Thioglycolysis is an analytical technique for lignin quantitation.[32] Lignin structure can also be studied by computational simulation.[33]

A solution of hydrochloric acid and phloroglucinol is used for the detection of lignin (Weisner test). A brilliant red color develops, owing to the presence of coniferaldehyde groups in the lignin.[31]

The conventional method for lignin quantitation in the pulp industry is the Klason lignin and acid-soluble lignin test, which is standardized according to SCAN or NREL procedure. The cellulose is first decrystallized and partially depolymerized into oligomers by keeping the sample in 72% sulfuric acid at 30 C for 1 h. Then, the acid is diluted to 4% by adding water, and the depolymerization is completed by either boiling (100 °C) for 4 h or pressure cooking at 2 bar (124 °C) for 1 h. The acid is washed out and the sample dried. The residue that remains is termed Klason lignin. A part of the lignin, acid-soluble lignin (ASL) dissolves in the acid. ASL is quantified by the intensity of its UV absorption peak at 280 nm. The method is suited for wood lignins, but not equally well for varied lignins from different sources. The carbohydrate composition may be also analyzed from the Klason liquors, although there may be sugar breakdown products (furan and hydroxymethylfuran).

Chemical analysis

Pyrolysis of lignin during the combustion of wood or charcoal production yields a range of products, of which the most characteristic ones are methoxy-substituted phenols. Of those, the most important are guaiacol and syringol and their derivatives; their presence can be used to trace a smoke source to a wood fire. In cooking, lignin in the form of hardwood is an important source of these two chemicals, which impart the characteristic aroma and taste to smoked foods such as barbecue. The main flavor compounds of smoked ham are guaiacol, and its 4-, 5-, and 6-methyl derivatives as well as 2,6-dimethylphenol. These compounds are produced by thermal breakdown of lignin in the wood used in the smokehouse.[30]

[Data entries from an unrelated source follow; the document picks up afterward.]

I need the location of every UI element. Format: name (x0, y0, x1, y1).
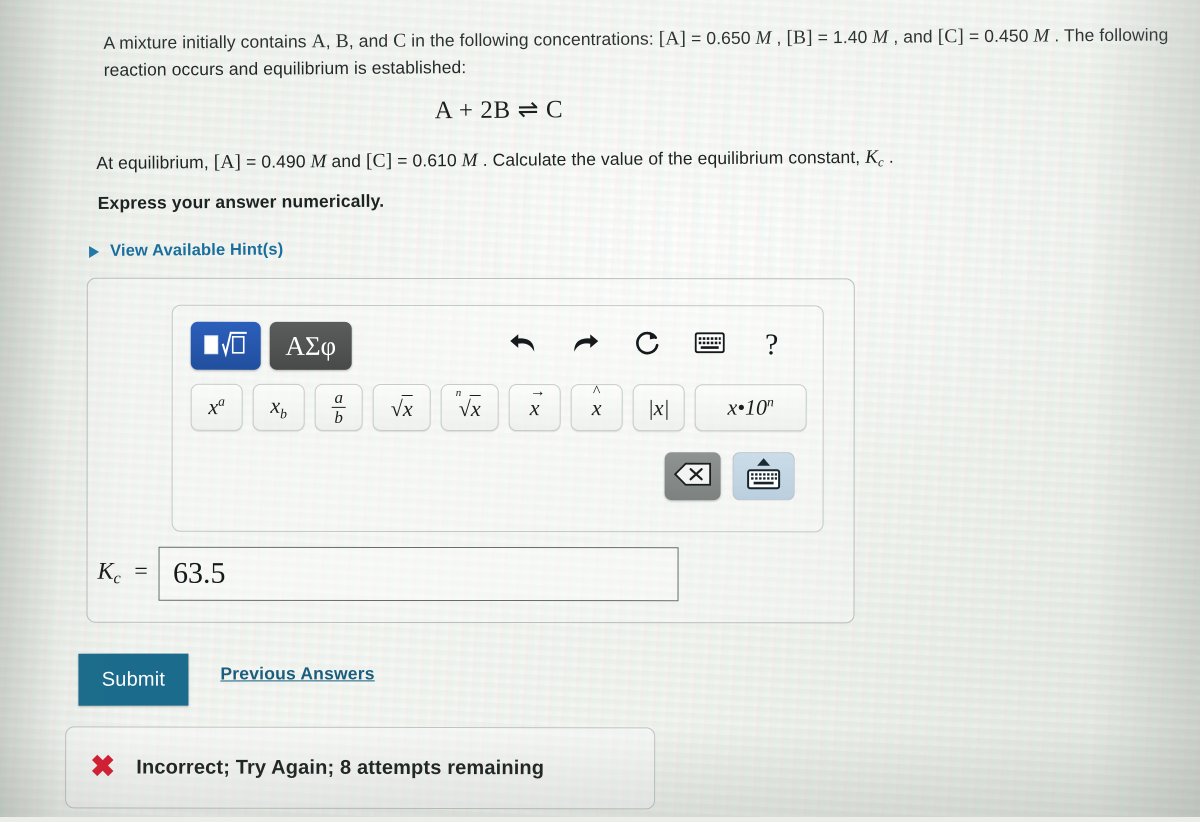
feedback-message: Incorrect; Try Again; 8 attempts remaini… (136, 756, 545, 779)
symbol-square-root-label: √x (390, 394, 413, 421)
answer-input[interactable]: 63.5 (158, 546, 680, 602)
keyboard-toggle-button[interactable] (732, 452, 795, 501)
symbol-square-root-button[interactable]: √x (372, 383, 431, 431)
feedback-banner: ✖ Incorrect; Try Again; 8 attempts remai… (65, 726, 656, 810)
symbol-nth-root-button[interactable]: n √x (440, 383, 499, 432)
question-mark-icon: ? (765, 328, 779, 362)
greek-letters-button[interactable]: ΑΣφ (269, 321, 352, 370)
undo-button[interactable] (500, 322, 546, 368)
greek-letters-label: ΑΣφ (285, 330, 337, 361)
undo-arrow-icon (509, 330, 537, 361)
math-symbol-palette: ΑΣφ ? xa xb a b √x n √x → x ^ x |x| x•10… (171, 304, 824, 533)
symbol-power-button[interactable]: xa (190, 383, 243, 431)
answer-instruction: Express your answer numerically. (97, 190, 385, 213)
submit-button[interactable]: Submit (78, 653, 189, 706)
keyboard-icon (694, 332, 725, 358)
symbol-hat-button[interactable]: ^ x (570, 382, 623, 432)
keyboard-up-icon (746, 457, 782, 496)
view-hints-toggle[interactable]: View Available Hint(s) (89, 240, 283, 261)
formula-template-button[interactable] (190, 321, 261, 370)
symbol-fraction-button[interactable]: ab (314, 383, 363, 431)
backspace-button[interactable] (664, 452, 721, 501)
view-hints-label: View Available Hint(s) (109, 240, 284, 260)
keyboard-button[interactable] (687, 322, 733, 368)
symbol-fraction-label: ab (331, 388, 346, 427)
symbol-nth-root-label: n √x (455, 387, 481, 422)
problem-statement-line2: At equilibrium, [A] = 0.490 M and [C] = … (96, 146, 894, 174)
symbol-vector-label: → x (529, 382, 546, 420)
symbol-power-label: xa (208, 394, 225, 420)
answer-label: Kc = (97, 558, 150, 588)
redo-arrow-icon (572, 330, 600, 361)
symbol-absolute-value-label: |x| (647, 394, 670, 420)
symbol-scientific-notation-button[interactable]: x•10n (694, 384, 807, 432)
answer-row: Kc = 63.5 (97, 546, 680, 602)
redo-button[interactable] (563, 322, 609, 368)
answer-panel: ΑΣφ ? xa xb a b √x n √x → x ^ x |x| x•10… (86, 277, 855, 624)
reset-button[interactable] (625, 322, 671, 368)
submit-label: Submit (101, 668, 166, 691)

Lignin is degraded by micro-organisms including fungi and bacteria. Lignin peroxidase (also "ligninase", EC number 1.14.99) is a hemoprotein firstly isolated from the white-rot fungus Phanerochaete chrysosporium [29] with a variety of lignin-degrading reactions, all utilizing hydrogen peroxide as an oxygen source. Other microbial enzymes may be involved in lignin biodegradation, such as manganese peroxidase and the copper-based laccase.